The aim of this eye-tracking study was to evaluate the visual patterns during tasks eliciting responding joint attention and initiating joint attention in High Risk – non ASD (HR-nASD) subjects as compared to ASD and typical development (TD) children.

Fifty-two children participated in the study: 17 ASD, 19 HR-nASD and 16 TD. The sample age range was 18-33 months. All subjects enrolled underwent a comprehensive clinical assessment and eye tracking experiments using three tasks: one for responding JA (RJA) and two tasks for initiating joint attention (IJA-1 and IJA-2). Fixations, Transitions and alternating gaze were analyzed.

In the RJA task only the number of transitions from face to non- target object was significantly different between the HR- nASD and ASD subjects (p=0,004) with lower values for the HR-nASD group.
In the IJA1 task alternating gaze between target object and the model’s face was statistically different between HR-nASD and ASD subjects (p<0,001) as well as between TD and ASD subjects (p= 0,029). Alternating gaze between the non-target object and the model’s face and between non-target object and target object differed significantly between the HR-nASD and TD groups (p= 0,012 and p= 0,003, respectively) with lower values for the HR- nASD population.
In the IJA2 task alternating gaze between face and target object differed significantly between HR-nASD and ASD subjects (p <0,001) as well as between the TD and ASD groups (p= 0,004). Moreover, in ASD group reduced alternating gaze between the face and the target object was associated with more core ASD symptoms (p=0,004), in particular social and communicative impairment (p= 0,015).

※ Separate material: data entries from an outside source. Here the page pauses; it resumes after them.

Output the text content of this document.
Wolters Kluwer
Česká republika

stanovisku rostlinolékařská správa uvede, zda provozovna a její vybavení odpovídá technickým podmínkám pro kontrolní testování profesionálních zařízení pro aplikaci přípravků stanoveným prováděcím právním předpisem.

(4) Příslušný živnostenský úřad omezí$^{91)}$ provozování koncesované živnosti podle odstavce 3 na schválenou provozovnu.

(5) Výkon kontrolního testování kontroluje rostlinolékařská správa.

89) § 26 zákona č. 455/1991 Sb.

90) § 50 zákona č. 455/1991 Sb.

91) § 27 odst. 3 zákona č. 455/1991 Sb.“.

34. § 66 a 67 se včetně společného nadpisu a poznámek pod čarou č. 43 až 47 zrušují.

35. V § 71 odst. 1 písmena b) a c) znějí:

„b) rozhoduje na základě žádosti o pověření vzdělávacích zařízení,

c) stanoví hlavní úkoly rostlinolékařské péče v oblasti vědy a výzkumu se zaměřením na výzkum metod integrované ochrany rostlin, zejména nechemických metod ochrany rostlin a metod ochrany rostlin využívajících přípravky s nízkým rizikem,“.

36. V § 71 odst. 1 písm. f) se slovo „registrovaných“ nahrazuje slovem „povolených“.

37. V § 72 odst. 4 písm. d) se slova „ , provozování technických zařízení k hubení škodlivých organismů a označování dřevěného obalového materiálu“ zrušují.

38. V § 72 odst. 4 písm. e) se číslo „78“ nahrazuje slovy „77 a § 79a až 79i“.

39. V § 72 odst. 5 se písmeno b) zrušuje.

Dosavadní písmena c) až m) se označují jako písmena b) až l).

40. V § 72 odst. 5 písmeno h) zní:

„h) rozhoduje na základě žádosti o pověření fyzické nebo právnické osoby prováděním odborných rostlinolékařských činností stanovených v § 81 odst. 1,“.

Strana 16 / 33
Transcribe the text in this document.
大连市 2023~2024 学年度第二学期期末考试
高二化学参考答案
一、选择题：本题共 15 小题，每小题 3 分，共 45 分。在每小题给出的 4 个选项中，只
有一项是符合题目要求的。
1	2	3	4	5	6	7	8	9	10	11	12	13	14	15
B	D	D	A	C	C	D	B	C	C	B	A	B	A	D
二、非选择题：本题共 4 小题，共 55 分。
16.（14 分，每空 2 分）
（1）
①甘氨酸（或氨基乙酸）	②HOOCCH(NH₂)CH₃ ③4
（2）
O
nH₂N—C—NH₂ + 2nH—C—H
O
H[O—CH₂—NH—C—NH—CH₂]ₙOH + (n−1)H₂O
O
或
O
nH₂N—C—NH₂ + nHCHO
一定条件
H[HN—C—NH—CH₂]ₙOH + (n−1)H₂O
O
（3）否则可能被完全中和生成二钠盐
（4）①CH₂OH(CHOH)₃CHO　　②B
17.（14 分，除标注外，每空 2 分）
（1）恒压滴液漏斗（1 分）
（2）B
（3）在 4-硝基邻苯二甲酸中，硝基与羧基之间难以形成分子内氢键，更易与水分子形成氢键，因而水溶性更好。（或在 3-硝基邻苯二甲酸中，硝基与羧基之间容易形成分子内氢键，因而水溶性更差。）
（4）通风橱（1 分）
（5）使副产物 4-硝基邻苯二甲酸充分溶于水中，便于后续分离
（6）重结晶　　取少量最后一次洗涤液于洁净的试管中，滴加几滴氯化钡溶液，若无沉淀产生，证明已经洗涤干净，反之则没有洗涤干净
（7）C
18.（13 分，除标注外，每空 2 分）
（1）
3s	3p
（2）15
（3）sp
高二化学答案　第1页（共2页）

Siblings who do not develop later ASD show lower non-verbal cognitive skills than typical development children and similar levels of restricted and repetitive behaviors and better social and communicative skills as compared to ASD children.
During eliciting initiating joint attention tasks, HR-nASD toddlers exhibit visual patterns similar to TD in terms of target-object-to-face gaze alternations, while their looking behavior was similar to ASD toddlers regarding not-target-object-to-face gaze alternations. In ASD reduced alternating gaze target object-to-face is associated with elevated social affect impairment. The study of alternating gaze in typical and atypical development can provide us with valuable information about how children begin to visually explore the world around them and how they share interest in objects and/or events with other people.